The famous English mariner-explorer Captain James Cook was the first European to spot Maui, but was unable to find a landing place, with the honor of the first European to actually set foot on the island going to an admiral in the French Navy, Jean-Francois de la Perouse.
The bay where he landed in 1786 is named La Perouse Bay. Within a short time of his arrival, traders, whalers and loggers searching out precious, fragrant sandalwood were hard on his heels. New England missionaries took a little longer to get here, arriving in 1823 and settling in the then island capital of Lahaina.
Ironically, this last invasion in the name of Christianity both changed and incorporated local culture and the ongoing history of Maui. Converts were forced into modest clothing and the sensual hula dance forbidden, while a Hawaiian alphabet was created, preserving the island's history and language. The first mission school in Lahaina is still in existence, having opened in 1831. However, given that Lahaina was at that time a shipping hub, with at least 100 of the 400 Pacific whaling ships berthed here at any one time, missionary attempts to shut down the crowded bars and brothels fell on deaf ears.

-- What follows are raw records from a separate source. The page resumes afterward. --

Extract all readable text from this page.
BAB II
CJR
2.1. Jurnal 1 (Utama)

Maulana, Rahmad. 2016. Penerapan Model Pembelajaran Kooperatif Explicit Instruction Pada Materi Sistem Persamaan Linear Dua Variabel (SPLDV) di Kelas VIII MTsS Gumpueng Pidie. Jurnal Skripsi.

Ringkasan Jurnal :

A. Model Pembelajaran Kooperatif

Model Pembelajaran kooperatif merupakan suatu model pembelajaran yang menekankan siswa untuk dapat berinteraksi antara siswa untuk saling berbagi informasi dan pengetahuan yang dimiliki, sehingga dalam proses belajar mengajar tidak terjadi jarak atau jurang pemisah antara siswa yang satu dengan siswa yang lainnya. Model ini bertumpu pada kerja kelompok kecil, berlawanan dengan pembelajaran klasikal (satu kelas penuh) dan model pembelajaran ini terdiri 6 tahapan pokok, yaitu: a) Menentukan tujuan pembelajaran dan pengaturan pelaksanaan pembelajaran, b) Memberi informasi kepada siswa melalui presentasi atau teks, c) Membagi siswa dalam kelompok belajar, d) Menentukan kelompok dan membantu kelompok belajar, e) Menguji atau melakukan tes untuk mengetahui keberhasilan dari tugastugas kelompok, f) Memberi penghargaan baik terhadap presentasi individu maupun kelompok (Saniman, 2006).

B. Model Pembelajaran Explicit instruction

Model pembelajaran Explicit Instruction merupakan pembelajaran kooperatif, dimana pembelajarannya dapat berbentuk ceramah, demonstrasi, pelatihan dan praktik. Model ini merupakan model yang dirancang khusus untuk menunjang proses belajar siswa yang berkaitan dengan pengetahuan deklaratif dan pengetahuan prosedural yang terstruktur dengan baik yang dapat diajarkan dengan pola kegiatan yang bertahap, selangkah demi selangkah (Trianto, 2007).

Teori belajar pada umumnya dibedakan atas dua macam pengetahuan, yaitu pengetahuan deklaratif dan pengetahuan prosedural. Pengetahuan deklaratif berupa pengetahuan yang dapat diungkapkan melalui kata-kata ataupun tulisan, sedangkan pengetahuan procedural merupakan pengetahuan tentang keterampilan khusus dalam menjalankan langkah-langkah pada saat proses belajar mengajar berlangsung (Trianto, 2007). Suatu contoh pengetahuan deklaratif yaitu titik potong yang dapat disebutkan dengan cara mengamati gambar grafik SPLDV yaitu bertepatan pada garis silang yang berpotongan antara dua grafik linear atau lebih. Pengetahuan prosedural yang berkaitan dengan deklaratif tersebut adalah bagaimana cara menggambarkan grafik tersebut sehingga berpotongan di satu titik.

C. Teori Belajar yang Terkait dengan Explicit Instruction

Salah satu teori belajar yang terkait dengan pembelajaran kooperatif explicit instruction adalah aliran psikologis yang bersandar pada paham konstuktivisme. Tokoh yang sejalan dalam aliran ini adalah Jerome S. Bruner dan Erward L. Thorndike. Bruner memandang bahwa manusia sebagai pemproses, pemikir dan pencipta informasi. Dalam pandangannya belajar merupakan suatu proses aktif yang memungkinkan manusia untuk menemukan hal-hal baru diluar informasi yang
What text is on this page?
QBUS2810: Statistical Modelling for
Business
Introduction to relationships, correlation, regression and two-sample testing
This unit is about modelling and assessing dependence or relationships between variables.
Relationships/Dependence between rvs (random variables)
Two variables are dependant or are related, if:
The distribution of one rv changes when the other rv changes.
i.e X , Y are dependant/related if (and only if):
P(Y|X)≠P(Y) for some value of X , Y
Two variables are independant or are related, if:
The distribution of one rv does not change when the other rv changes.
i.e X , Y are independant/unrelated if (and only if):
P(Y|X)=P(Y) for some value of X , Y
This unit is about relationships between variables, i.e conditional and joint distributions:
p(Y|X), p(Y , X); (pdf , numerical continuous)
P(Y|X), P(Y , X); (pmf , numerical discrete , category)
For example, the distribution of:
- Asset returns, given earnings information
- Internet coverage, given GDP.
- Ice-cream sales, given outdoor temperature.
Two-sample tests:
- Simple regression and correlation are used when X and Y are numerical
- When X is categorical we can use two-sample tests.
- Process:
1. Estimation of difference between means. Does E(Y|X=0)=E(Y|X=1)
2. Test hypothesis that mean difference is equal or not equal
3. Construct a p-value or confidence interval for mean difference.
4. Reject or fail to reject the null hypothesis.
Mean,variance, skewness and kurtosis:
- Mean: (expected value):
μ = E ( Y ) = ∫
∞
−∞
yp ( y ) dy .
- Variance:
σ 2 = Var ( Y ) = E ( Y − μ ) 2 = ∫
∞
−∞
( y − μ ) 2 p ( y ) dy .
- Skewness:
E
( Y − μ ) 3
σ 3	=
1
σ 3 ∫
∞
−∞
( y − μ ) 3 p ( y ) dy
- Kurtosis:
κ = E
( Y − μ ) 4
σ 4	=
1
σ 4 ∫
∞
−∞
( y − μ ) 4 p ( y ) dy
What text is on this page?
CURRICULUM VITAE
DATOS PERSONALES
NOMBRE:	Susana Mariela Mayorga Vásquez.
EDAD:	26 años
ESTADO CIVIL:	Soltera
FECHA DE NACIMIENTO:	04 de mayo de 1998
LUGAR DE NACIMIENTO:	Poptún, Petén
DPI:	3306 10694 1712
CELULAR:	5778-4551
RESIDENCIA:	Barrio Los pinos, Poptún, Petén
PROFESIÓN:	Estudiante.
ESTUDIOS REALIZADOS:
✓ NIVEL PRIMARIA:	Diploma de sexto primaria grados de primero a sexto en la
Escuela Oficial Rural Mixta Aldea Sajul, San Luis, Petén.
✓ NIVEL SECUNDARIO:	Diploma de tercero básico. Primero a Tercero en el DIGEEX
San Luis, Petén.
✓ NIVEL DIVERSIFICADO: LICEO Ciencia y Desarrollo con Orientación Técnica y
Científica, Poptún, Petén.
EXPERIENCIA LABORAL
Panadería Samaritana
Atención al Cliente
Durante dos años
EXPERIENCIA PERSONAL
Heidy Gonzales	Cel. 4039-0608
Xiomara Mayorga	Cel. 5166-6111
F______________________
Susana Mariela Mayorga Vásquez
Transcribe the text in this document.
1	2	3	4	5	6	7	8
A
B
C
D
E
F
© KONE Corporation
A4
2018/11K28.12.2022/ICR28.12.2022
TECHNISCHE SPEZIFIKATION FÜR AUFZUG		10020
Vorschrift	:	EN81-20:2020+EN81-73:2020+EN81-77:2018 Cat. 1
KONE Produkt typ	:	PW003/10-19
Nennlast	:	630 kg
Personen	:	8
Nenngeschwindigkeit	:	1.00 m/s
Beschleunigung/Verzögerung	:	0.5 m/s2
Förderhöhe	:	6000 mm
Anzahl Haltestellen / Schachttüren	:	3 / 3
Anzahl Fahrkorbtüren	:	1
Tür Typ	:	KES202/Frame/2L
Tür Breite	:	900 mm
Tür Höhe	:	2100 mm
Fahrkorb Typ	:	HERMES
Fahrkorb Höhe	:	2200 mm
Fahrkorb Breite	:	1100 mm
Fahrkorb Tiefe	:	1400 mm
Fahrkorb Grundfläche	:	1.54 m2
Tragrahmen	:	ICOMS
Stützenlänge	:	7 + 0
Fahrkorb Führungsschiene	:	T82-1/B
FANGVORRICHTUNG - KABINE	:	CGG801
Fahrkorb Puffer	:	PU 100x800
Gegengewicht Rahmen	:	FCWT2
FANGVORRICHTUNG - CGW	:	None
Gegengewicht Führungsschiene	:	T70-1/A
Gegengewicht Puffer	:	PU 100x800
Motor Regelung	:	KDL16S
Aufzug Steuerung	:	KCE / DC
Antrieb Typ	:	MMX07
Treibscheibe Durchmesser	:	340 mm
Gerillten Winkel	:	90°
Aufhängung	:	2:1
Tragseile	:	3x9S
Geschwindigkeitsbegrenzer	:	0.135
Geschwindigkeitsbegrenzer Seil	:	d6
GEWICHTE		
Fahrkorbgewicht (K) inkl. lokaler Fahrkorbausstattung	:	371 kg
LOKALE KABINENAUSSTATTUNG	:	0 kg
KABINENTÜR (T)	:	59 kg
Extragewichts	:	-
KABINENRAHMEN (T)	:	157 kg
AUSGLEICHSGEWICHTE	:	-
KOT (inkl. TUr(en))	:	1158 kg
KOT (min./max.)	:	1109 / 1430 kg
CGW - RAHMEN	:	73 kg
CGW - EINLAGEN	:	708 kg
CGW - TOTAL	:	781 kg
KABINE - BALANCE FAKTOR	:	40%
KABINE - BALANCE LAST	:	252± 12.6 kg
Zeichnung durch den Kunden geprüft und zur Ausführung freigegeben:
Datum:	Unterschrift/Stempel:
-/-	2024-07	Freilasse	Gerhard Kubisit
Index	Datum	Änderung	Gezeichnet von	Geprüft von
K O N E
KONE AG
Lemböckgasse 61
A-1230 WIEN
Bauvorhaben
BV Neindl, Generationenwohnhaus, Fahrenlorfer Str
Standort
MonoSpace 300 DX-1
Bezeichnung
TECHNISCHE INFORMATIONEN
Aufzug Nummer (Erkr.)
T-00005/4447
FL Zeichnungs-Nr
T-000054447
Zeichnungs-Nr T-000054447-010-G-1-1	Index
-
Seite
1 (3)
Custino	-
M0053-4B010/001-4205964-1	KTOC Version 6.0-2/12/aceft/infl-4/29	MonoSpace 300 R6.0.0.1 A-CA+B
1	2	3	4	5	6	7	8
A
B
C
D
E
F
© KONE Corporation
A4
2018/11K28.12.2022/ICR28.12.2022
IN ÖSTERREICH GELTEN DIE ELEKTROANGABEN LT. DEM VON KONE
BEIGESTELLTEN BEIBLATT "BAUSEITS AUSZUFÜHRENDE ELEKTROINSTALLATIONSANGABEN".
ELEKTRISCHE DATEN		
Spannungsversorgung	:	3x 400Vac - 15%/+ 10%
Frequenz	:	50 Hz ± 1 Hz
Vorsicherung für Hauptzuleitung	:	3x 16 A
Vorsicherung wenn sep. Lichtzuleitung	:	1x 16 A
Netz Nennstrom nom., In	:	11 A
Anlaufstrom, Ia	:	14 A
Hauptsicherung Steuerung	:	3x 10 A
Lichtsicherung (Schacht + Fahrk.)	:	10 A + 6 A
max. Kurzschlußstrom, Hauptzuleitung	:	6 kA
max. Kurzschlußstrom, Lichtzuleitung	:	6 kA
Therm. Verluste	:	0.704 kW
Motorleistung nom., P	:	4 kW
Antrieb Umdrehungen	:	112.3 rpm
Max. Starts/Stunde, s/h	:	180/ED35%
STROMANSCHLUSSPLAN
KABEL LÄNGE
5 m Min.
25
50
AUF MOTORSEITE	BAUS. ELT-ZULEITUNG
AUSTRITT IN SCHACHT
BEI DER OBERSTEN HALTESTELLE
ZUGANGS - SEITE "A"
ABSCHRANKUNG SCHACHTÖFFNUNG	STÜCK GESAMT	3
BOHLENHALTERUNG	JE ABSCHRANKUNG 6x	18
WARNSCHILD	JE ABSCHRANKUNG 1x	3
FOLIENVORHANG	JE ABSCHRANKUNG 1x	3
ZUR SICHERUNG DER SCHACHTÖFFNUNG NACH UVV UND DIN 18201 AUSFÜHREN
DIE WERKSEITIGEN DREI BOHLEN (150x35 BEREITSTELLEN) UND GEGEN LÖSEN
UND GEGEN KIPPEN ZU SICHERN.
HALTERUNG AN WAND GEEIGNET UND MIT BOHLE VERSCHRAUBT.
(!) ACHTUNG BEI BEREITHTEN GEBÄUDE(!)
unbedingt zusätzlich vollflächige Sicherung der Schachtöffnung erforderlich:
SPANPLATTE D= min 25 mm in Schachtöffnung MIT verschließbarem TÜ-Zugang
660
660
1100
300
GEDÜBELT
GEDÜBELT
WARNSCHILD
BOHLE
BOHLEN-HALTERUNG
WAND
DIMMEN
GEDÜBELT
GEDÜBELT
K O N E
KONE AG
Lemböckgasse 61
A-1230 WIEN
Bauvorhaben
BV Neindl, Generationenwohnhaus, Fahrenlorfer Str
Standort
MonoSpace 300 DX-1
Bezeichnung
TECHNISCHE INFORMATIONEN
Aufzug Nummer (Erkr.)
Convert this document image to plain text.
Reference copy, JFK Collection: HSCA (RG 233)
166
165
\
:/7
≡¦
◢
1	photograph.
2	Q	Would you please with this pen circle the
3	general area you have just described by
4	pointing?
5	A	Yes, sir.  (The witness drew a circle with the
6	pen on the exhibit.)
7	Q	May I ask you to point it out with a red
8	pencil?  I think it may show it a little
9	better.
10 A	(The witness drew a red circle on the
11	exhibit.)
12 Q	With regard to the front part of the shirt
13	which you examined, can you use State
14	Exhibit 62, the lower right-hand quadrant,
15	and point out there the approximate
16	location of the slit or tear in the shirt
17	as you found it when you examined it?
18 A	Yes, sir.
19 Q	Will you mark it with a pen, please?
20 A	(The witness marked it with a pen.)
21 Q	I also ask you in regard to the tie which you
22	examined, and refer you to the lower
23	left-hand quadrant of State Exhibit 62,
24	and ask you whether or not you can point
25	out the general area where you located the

Annexation and Yet More Change
By the end of the 19th century, petroleum was replacing whale oil as the fuel of choice, and the former economically important sugar cane plantations began experiencing labor disputes in the early years of the 20th century. By this point, rule by the Hawaiian kings was a distant memory, with the important Kamehameha Dynasty having ended in 1872 and the institution of the monarchy overthrown a year later, creating a brief period in Maui history when the island was a republic. Maui, along with the rest of the archipelago, was annexed by the USA in 1898 and Hawaii finally became a state of the union in 1959.
WWII and Post-war Era
After the American entry into WWII following Imperial Japan's attack on Oahu's Pearl Harbor in 1941, Maui played a positive role in the war's Pacific Theater, with the island's US Army training bases, staging centers and rest and relaxation areas central to the war effort in the region.
Between 1943 and 1944, more than 100,000 soldiers were temporarily based on the island awaiting deployment, and the beaches were used for practicing landings, demolition and sabotage. Nowadays, the island of Maui is a hub for retirees from the USA and tourists from across the world.